Eric Wynn-Owen 1917-1999
Reginald and Nellie Owen’s second child was Eric Wynn Owen. He was born on 26 February 1917 at "Ericdale", Monmouth Road, Watford. The family was due to move to Farraline House (picture & more information) the next day and this may have brought on Nellie’s labour. In April he was very seriously ill with double pneumonia and it was thought he might not survive. His mother wrote a detailed account of events in his ‘baby book’; it would have been a horrific episode in any circumstances but particularly so in view of the fact Reginald and Nellie’s first son had died soon after birth.
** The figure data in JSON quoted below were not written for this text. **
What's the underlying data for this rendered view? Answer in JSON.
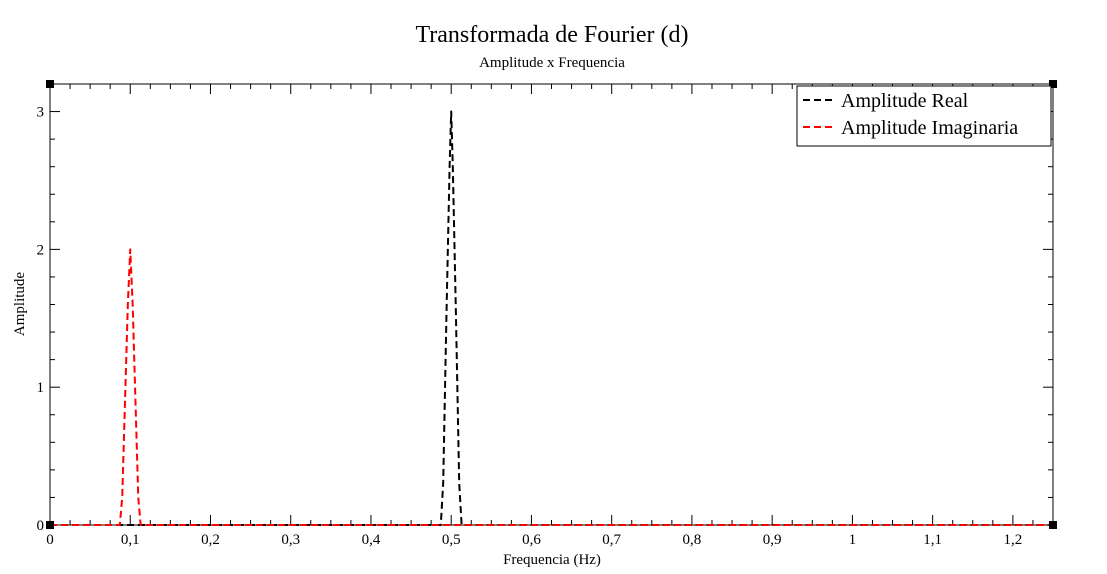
{
  "chart_data": {
    "type": "line",
    "title": "Transformada de Fourier (d)",
    "subtitle": "Amplitude x Frequencia",
    "xlabel": "Frequencia (Hz)",
    "ylabel": "Amplitude",
    "xlim": [
      0,
      1.25
    ],
    "ylim": [
      0,
      3.2
    ],
    "xticks": [
      "0",
      "0,1",
      "0,2",
      "0,3",
      "0,4",
      "0,5",
      "0,6",
      "0,7",
      "0,8",
      "0,9",
      "1",
      "1,1",
      "1,2"
    ],
    "yticks": [
      "0",
      "1",
      "2",
      "3"
    ],
    "grid": false,
    "legend_position": "top-right",
    "series": [
      {
        "name": "Amplitude Real",
        "color": "#000000",
        "line_style": "dashed",
        "x": [
          0,
          0.487,
          0.49,
          0.494,
          0.498,
          0.5,
          0.502,
          0.506,
          0.51,
          0.513,
          1.25
        ],
        "y": [
          0,
          0,
          0.3,
          1.5,
          2.6,
          3.0,
          2.6,
          1.5,
          0.3,
          0,
          0
        ]
      },
      {
        "name": "Amplitude Imaginaria",
        "color": "#ff0000",
        "line_style": "dashed",
        "x": [
          0,
          0.087,
          0.09,
          0.093,
          0.097,
          0.1,
          0.103,
          0.107,
          0.11,
          0.113,
          1.25
        ],
        "y": [
          0,
          0,
          0.2,
          0.8,
          1.6,
          2.0,
          1.6,
          0.8,
          0.2,
          0,
          0
        ]
      }
    ]
  }
}
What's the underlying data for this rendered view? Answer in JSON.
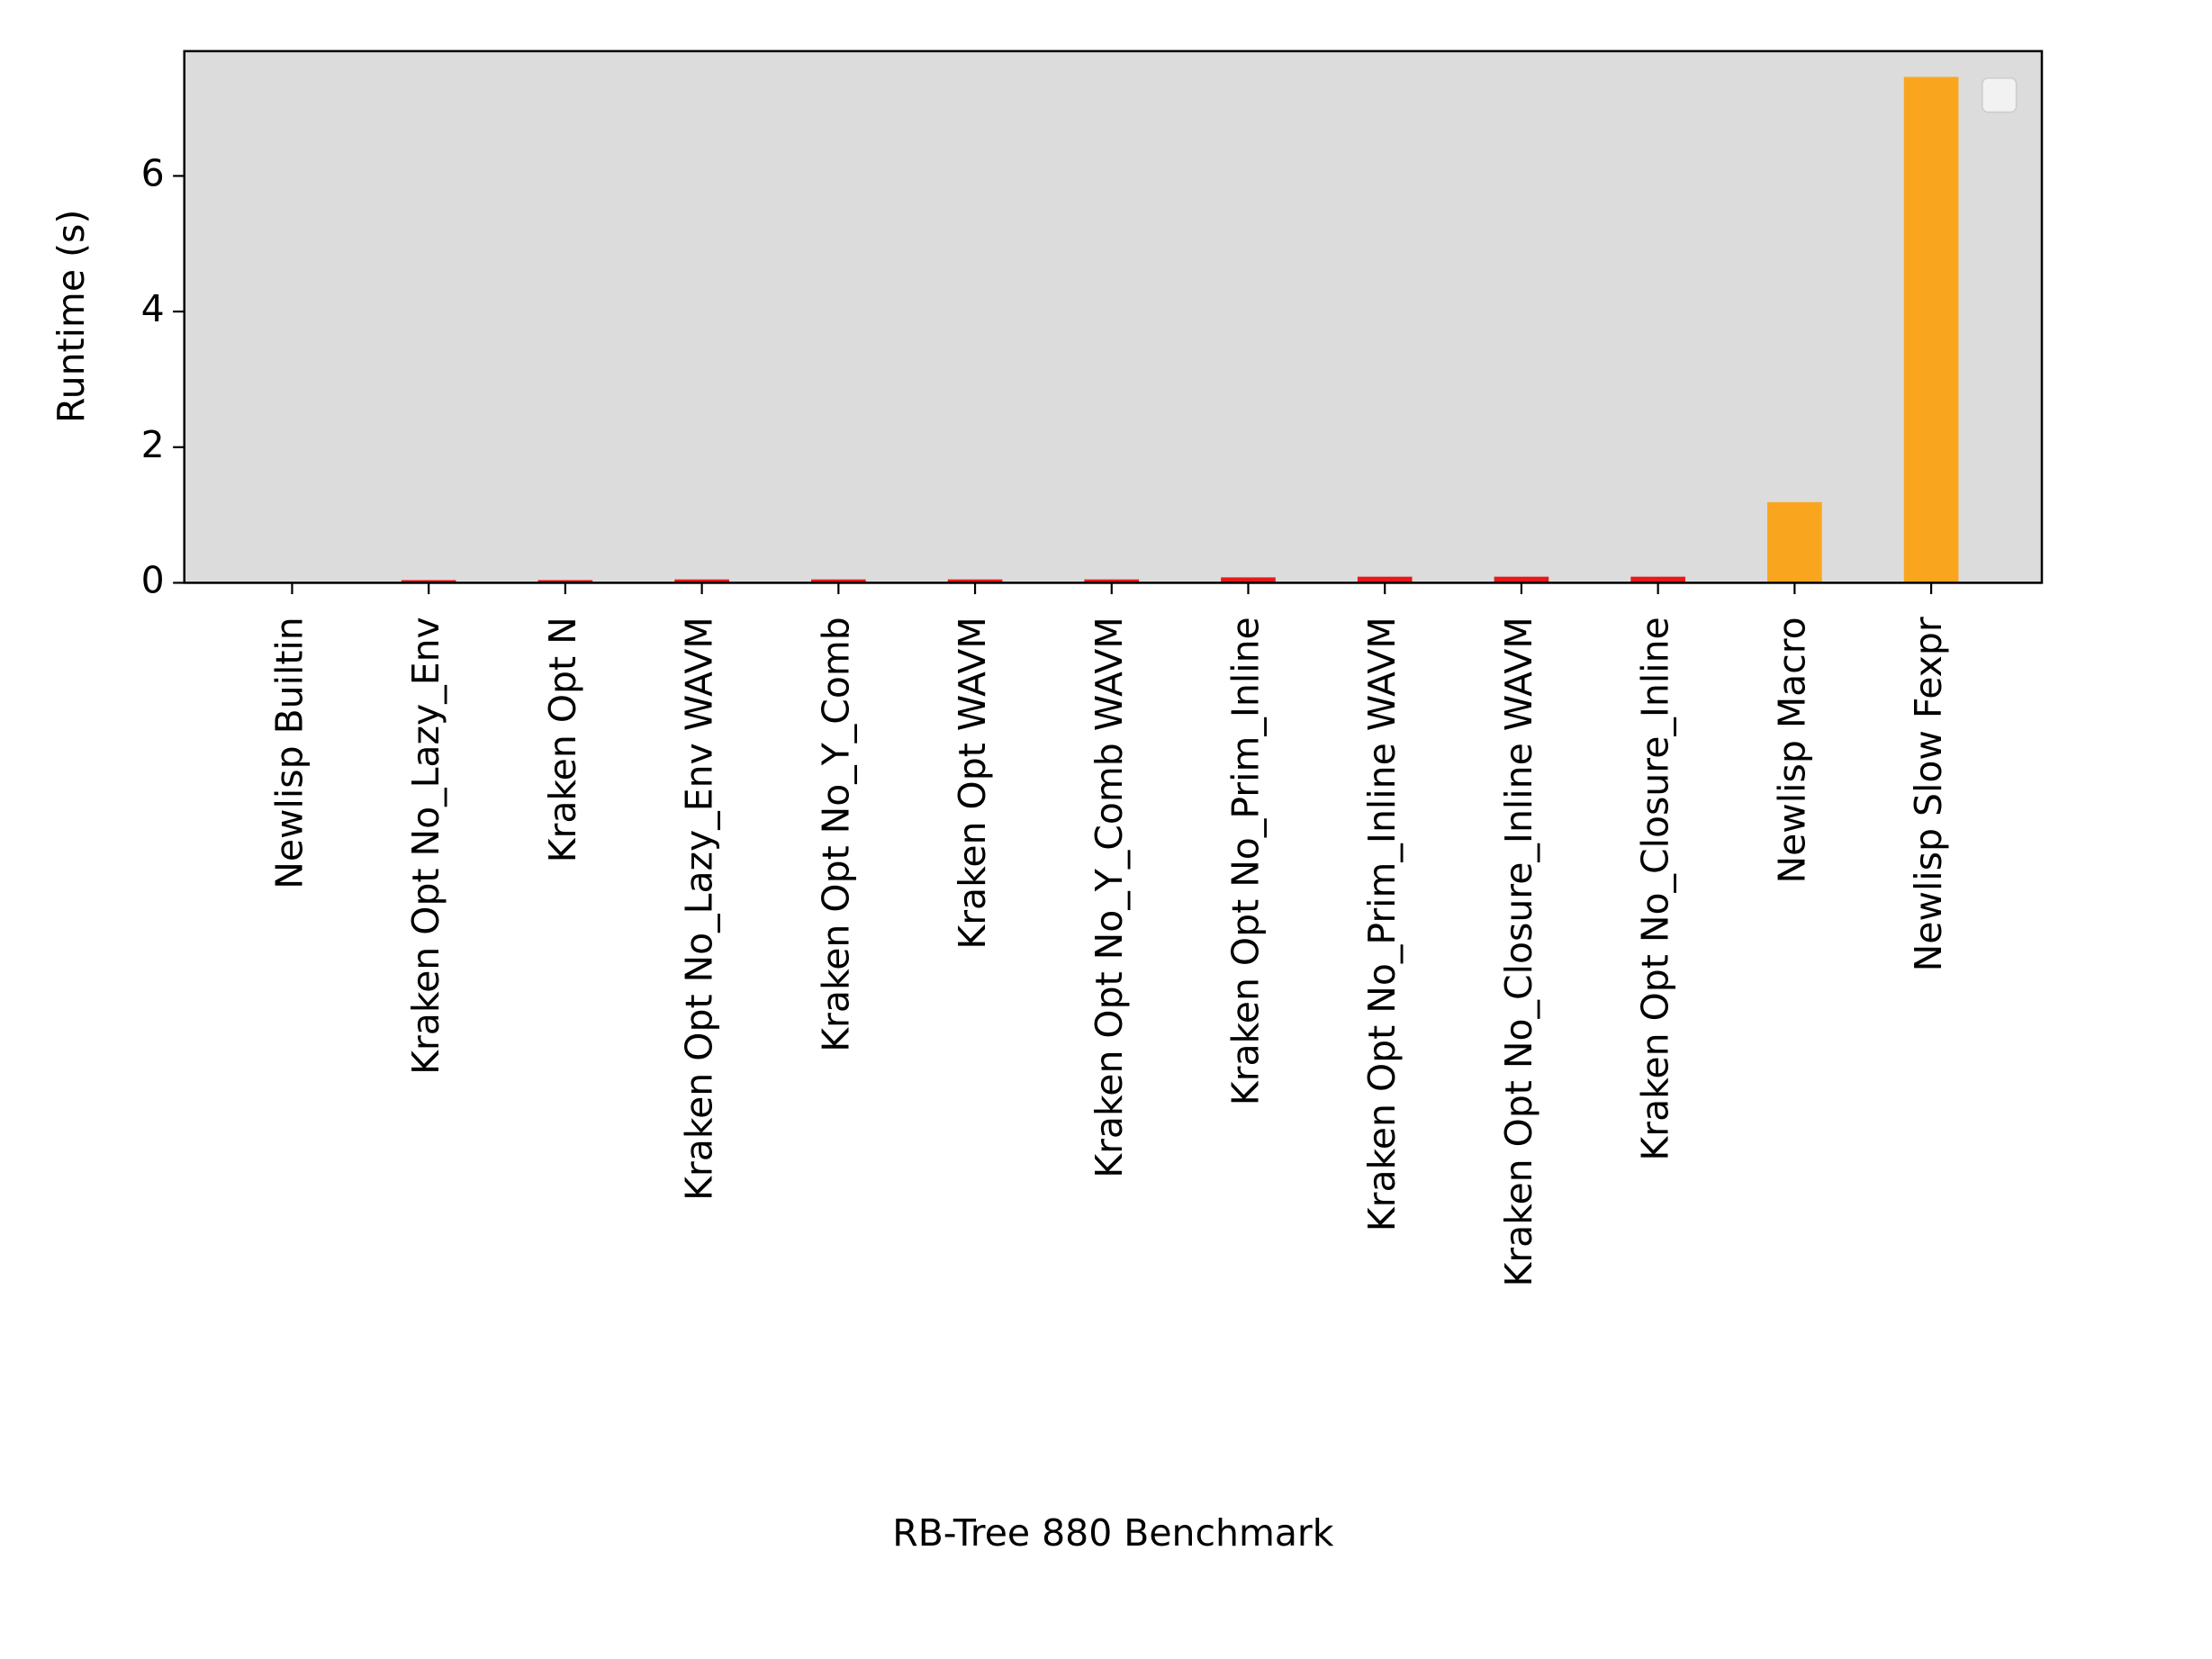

The vicar was sent for in a great hurry and Eric was baptised at 11 o’clock on the evening of April 17 at Farraline House. Against the odds, Eric survived.
My mother told me a touching tale of when the children were little; they were often put in the garden in their prams to have a nap and on one occasion Eric was found with a rather disgusting piece of stale bread in his hand. When asked where it had come from he replied, "A birdie gave it to me!"
Reginald had a tricycle with a wicker side car (See pictures of Eric as a child) and cycling though the gate at Farraline House he went over the gate stop and tipped Eric out of the sidecar, running over his ankle with the rear wheel. The resulting injury caused Eric considerable problems in later life.
Eric was only three when his grandmother Elizabeth Owen died at Farraline House but he remembered the steaming kettles in her bedroom to help her breathing. He was seven when his mother died. He described the scene when he last saw her: She was lying in bed, her limbs swollen from the effects of the cancer and the three children were excited because they were going to stay with their Aunt Mary. He, as a small boy was taken in to say goodbye to her but, just as he entered the room, he heard the sound of his aunt’s chauffeur-driven car on the gravel. He rushed out to see it, without saying a proper goodbye, and he never saw his mother again. He was far too young to understand at the time but seventy-five years on he remembered it with great regret.